Als dann das Ende des programmatischen Teils der Versammlung erreicht war, merkte die Betriebsratsschnepfe noch an:
"Hat noch jemand Fragen? Wieso habt ihr keine Fragen mehr? Sonst fragt ihr auch immer alle möglichen Sachen. Jetzt ist mal jemand da, der euch antworten könnte, also stellt doch eure Fragen."

Ich frage mich immer noch, ob sie wirklich nicht begriffen hat, dass niemand Fragen stellt weil es entweder sowieso kein Antwort gibt oder die Vertragsverlängerung schon allein durch die Frage unmöglich wird...

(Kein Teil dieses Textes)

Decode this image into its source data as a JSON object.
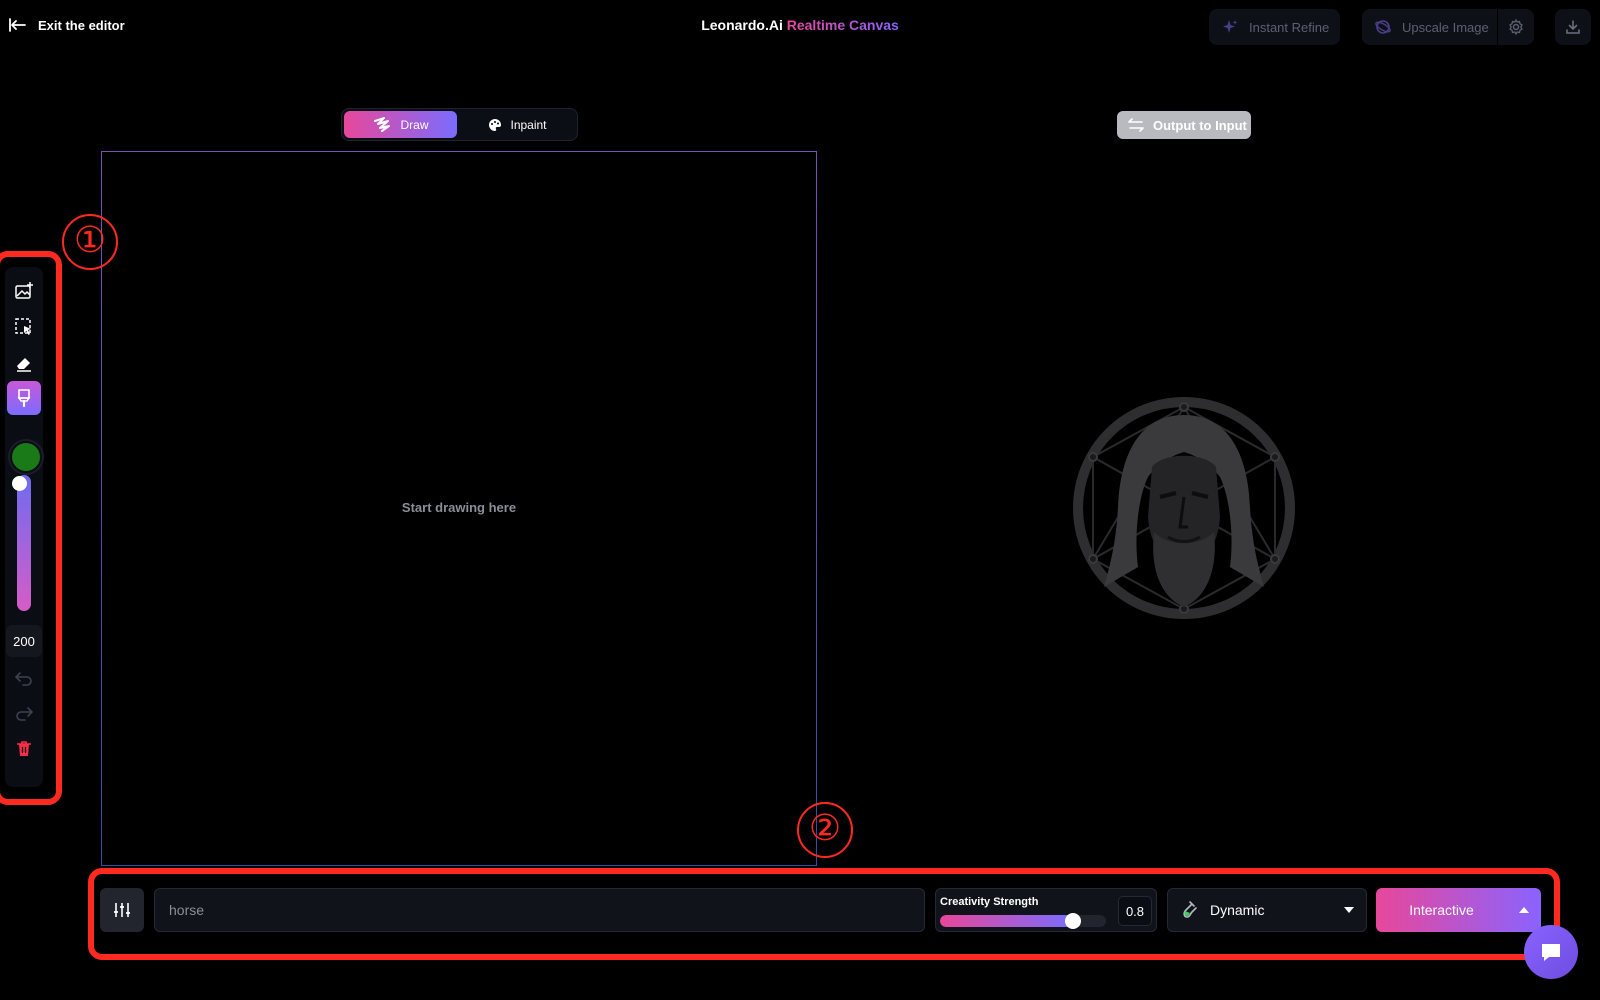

Auch wenn es alles in allem in keinster Weise irgendwie komisch war, wir haben versucht das beste daraus zu machen. Unser geheimes Motto der Woche lautet für das nächste halbe Jahr:

"Ich schreibs mit Scheisse an die Wand,
neue Führungskräfte braucht das Land."

Wenn man nichts mehr zu lachen hat, dann lacht man auch über Sachen die wirklich alles andere als komisch sind.


Dies ist kein wortgetreues Protokoll, es hält sich nicht unbedingt an
die zeitliche Abfolge, aber es gibt die Lächerlichkeit der
sogenannten Betriebsversammlung halbwegs korrekt wieder. Es wurde mehrfach gegengelesen und es gab keine Korrekturen.

Vor 10-20 Jahren konnte man noch sagen: "hättest du etwas
Vernünftiges gelernt, müsstest du heute nicht...". Ich habe etwas
Vernünftiges gelernt, zwei mal, und trotzdem habe ich momentan keine andere Möglichkeit als mein Halbschattendasein dahingehend zu nutzen, den noch Verzwiefelteren etwas Hoffnung und Auftrieb zu geben. Das mti dem Hoffnung geben ist so eine Sache. Einerseits versuche ich meiner Jobbeschreibung gerecht zu werden. Andererseits bin ich zu ehrlich sie wirklich belügen zu können. Es gibt viele Leute (in "meinem" Dienst arbeiten 85), die so dermassen verzweifelt sind, dass ich ihnen wirklich ein klein wenig helfen, sie unterstützen und seelisch-moralisch aufbauen kann. Ein weiterer Teil ist schlau genug zu wissen, dass dieser Job ein, hoffentlich kurzes, Zwischenspiel im Laufe ihres Berufslebens ist. Der letzte Teil ist (seht es mir nach) wirklich etwas dümmlich und freut sich tatsächlich ernsthaft über mein Lob.


Thomas D.: "Ich schwör, ich wär' so gern' wieder Frisör"
(...)

Sollte euch jetzt eine Träne die Backe runter laufen, schämt euch
nicht dafür, mir laufen sie auf beiden Seiten!